My dad was with the 5th Marines (Easy Company) in Korea. I was weaned on
Robert Leckie's March to Glory, a gripping, novelistic tale of the Chosin Reservoir campaign. Dad had been frozen at Yudman-ni, wounded at Hagaru-ri, and evacuated at Hugnam. The story of his regiment's two weeks of hell in the North Korean mountains was part of my childhood lore. One of the first comprehensive histories of the battle was put together in 1981 by
Eric Hammel, titled
Chosin: Heroic Ordeal of the Korean War. I just finished it, and unfortunately it lacked the concise elegance of Leckie's book, suffering from an excess of detail and a confusing chronology. Of course, I've read perhaps two dozen works on Korea and Chosin over the years, and to be fair to Mr.
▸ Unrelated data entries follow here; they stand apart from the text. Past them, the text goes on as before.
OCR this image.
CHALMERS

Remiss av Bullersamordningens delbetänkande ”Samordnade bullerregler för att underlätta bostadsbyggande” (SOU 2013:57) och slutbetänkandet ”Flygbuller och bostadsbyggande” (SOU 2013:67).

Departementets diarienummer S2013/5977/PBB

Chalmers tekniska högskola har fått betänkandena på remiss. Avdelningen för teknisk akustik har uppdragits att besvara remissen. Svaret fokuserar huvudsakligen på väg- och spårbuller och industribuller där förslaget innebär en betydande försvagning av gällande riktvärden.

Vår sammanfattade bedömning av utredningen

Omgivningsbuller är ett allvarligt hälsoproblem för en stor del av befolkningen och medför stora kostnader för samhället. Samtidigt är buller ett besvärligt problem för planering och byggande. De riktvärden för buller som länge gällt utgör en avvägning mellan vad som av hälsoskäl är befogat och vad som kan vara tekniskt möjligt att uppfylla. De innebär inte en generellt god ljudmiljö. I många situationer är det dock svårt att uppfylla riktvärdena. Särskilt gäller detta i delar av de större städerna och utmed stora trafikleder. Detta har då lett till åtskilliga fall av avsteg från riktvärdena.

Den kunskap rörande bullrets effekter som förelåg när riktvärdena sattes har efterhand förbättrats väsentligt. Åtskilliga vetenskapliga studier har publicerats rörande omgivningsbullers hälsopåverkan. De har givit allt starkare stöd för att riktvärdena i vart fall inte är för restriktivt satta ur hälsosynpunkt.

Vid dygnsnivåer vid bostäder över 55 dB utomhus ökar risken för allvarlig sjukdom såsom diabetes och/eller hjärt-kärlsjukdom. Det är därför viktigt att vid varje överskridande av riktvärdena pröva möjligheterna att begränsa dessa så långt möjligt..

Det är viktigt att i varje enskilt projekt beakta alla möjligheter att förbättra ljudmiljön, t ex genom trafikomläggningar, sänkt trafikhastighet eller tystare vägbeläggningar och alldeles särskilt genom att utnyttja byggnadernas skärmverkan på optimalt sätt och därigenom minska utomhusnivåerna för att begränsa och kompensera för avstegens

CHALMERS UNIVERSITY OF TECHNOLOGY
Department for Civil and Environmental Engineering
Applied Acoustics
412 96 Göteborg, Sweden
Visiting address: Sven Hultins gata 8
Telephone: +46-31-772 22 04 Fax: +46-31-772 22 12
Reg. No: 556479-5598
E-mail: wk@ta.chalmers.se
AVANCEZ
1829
Hammel, I got to his last. Military history is a tough task for a writer. You have to have a grasp of the jargon and the technical aspects of war-fighting, a good sense of the times you are writing about, and an unconscious mastery of geography and terrain. (For me, none of these books have enough maps!) I think the problem comes down to scope. Broad histories often lack human detail, unit narratives often miss the cultural, political, and historical context. There's a balance out there, and I don't envy the author searching to find it.